Will this change how I approach SIBO? Probably in some cases. Antimicrobial therapy has a proven track record and will continue to be useful, especially in severe cases. I would also be cautious using dairy indiscriminately since so many of my clients often have dairy sensitivities. While IBS symptoms might improve, I would want to make sure other types of delayed hypersensitivity reactions weren’t occurring due to IgG reactions. Studies like this don’t account for nuanced individual differences.

It is likely that other non-dairy fermented foods would work similarly.
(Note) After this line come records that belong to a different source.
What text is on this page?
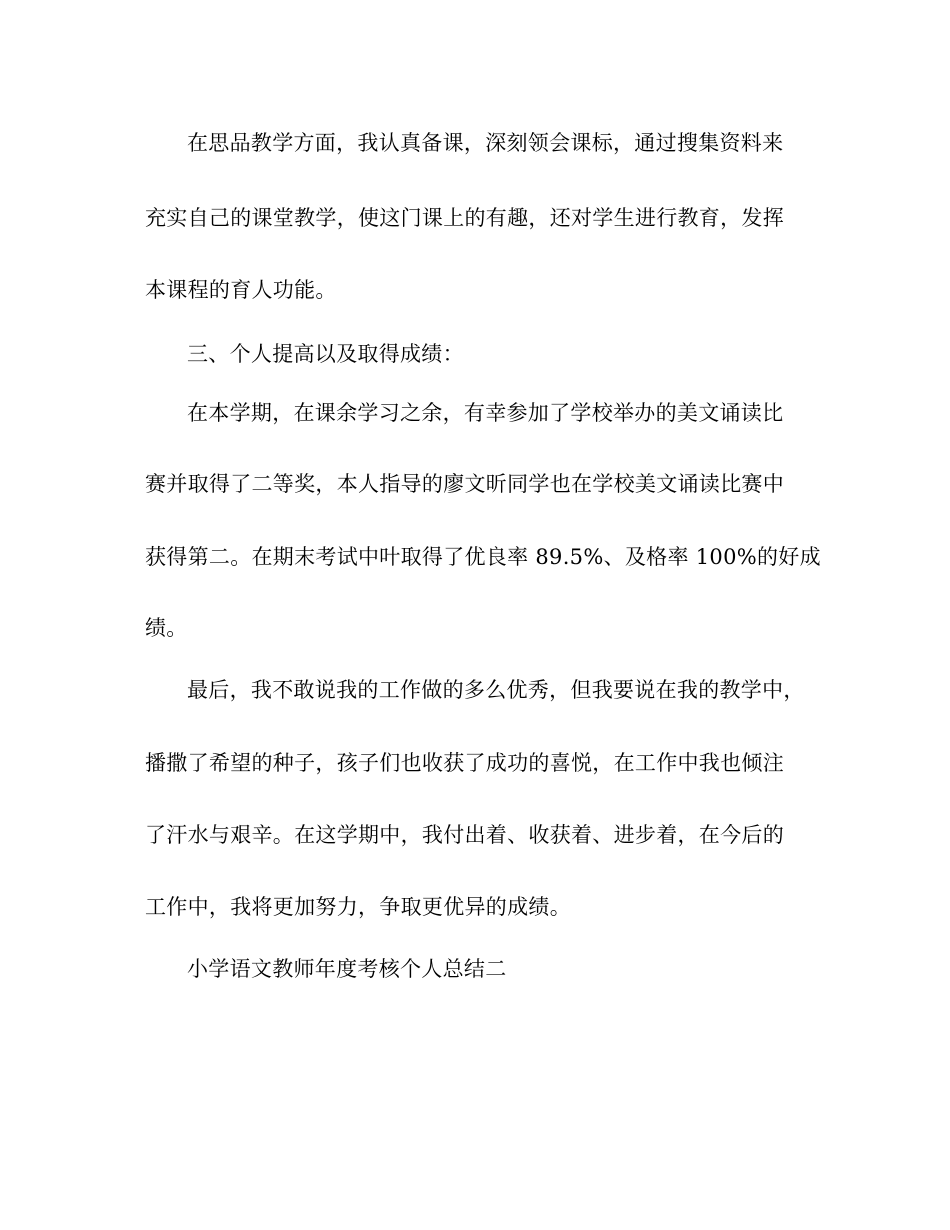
在思品教学方面，我认真备课，深刻领会课标，通过搜集资料来
充实自己的课堂教学，使这门课上的有趣，还对学生进行教育，发挥
本课程的育人功能。
三、个人提高以及取得成绩：
在本学期，在课余学习之余，有幸参加了学校举办的美文诵读比
赛并取得了二等奖，本人指导的廖文昕同学也在学校美文诵读比赛中
获得第二。在期末考试中叶取得了优良率 89.5%、及格率 100%的好成
绩。
最后，我不敢说我的工作做的多么优秀，但我要说在我的教学中，
播撒了希望的种子，孩子们也收获了成功的喜悦，在工作中我也倾注
了汗水与艰辛。在这学期中，我付出着、收获着、进步着，在今后的
工作中，我将更加努力，争取更优异的成绩。
小学语文教师年度考核个人总结二
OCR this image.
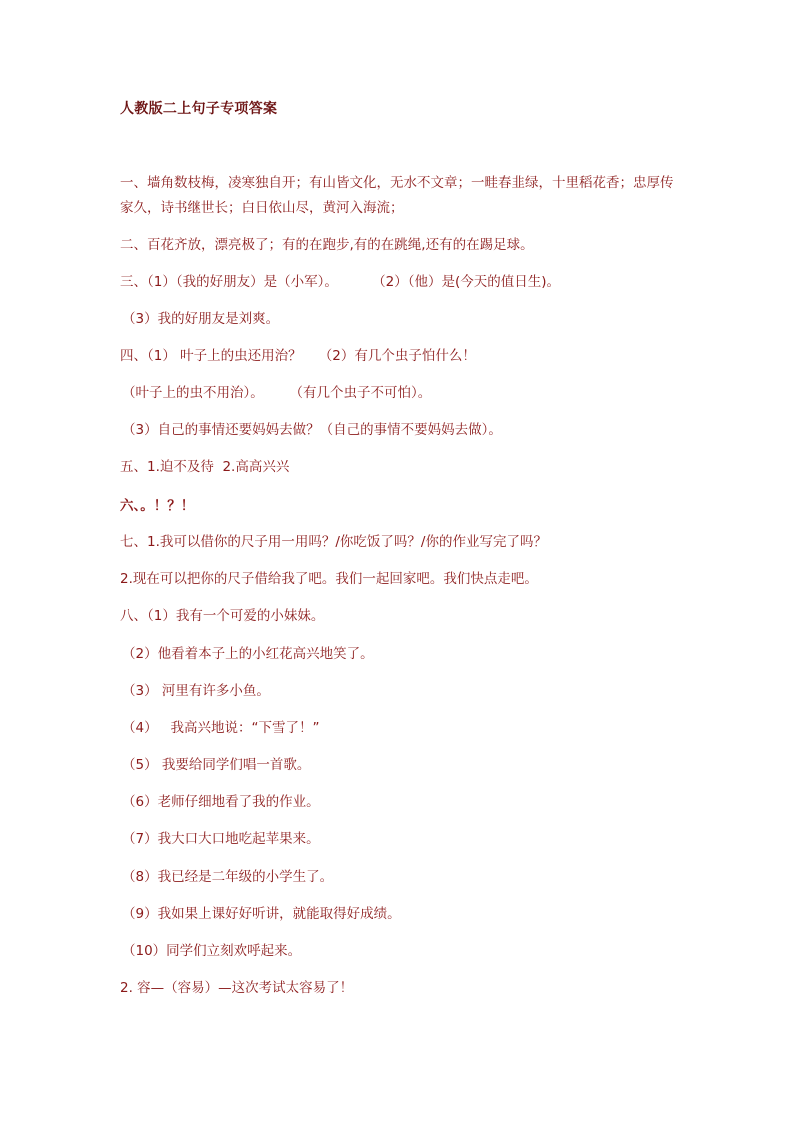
人教版二上句子专项答案
一、墙角数枝梅，凌寒独自开；有山皆文化，无水不文章；一畦春韭绿，十里稻花香；忠厚传家久，诗书继世长；白日依山尽，黄河入海流；
二、百花齐放，漂亮极了；有的在跑步,有的在跳绳,还有的在踢足球。
三、（1）（我的好朋友）是（小军）。        （2）（他）是(今天的值日生)。
（3）我的好朋友是刘爽。
四、（1） 叶子上的虫还用治？    （2）有几个虫子怕什么！
（叶子上的虫不用治）。      （有几个虫子不可怕）。
（3）自己的事情还要妈妈去做？（自己的事情不要妈妈去做）。
五、1.迫不及待  2.高高兴兴
六、。！？！
七、1.我可以借你的尺子用一用吗？/你吃饭了吗？/你的作业写完了吗？
2.现在可以把你的尺子借给我了吧。我们一起回家吧。我们快点走吧。
八、（1）我有一个可爱的小妹妹。
（2）他看着本子上的小红花高兴地笑了。
（3） 河里有许多小鱼。
（4）   我高兴地说：“下雪了！”
（5） 我要给同学们唱一首歌。
（6）老师仔细地看了我的作业。
（7）我大口大口地吃起苹果来。
（8）我已经是二年级的小学生了。
（9）我如果上课好好听讲，就能取得好成绩。
（10）同学们立刻欢呼起来。
2. 容—（容易）—这次考试太容易了！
A study was conducted last year (but not published yet) evaluating the effect of sauerkraut on IBS. Fermented vegetables, like yogurt, are probiotic powerhouses. Dr. Joseph Mercola claims to have sent his sauerkraut off to a lab for analysis with the results showing a whopping 10 trillion bacteria in a mere 4-6 ounce serving. I have yet to see the analysis so I don’t know how true that is. However, official reports typically list the bacterial count within fermented food products to be somewhere between one million to one billion CFUs per gram:

Nonetheless, some of the most familiar fermented foods, including sauerkraut, kimchi, kefir, dry fermented sausage, yogurt, cheese, kombucha, and miso ordinarily contain viable cells in notable quantities ranging between 10^6 and 10^9 cells/g or cells/ml. A relatively large fraction of those microbes survives passage through the human digestive tract. The ingestion of fermented foods potentially increases the numbers of microbes in the diet by up to 10,000-fold. (Health benefits of fermented foods: microbiota and beyond)

There is still a place for probiotic supplements when you need a strain-specific application (and I especially think there is a genuine benefit in using supplemental soil-based or spore forms of bacterial therapy), but for those who prefer a food-based approach or for those who have been refractory to other treatments, homemade yogurt could be a reasonable therapy to try!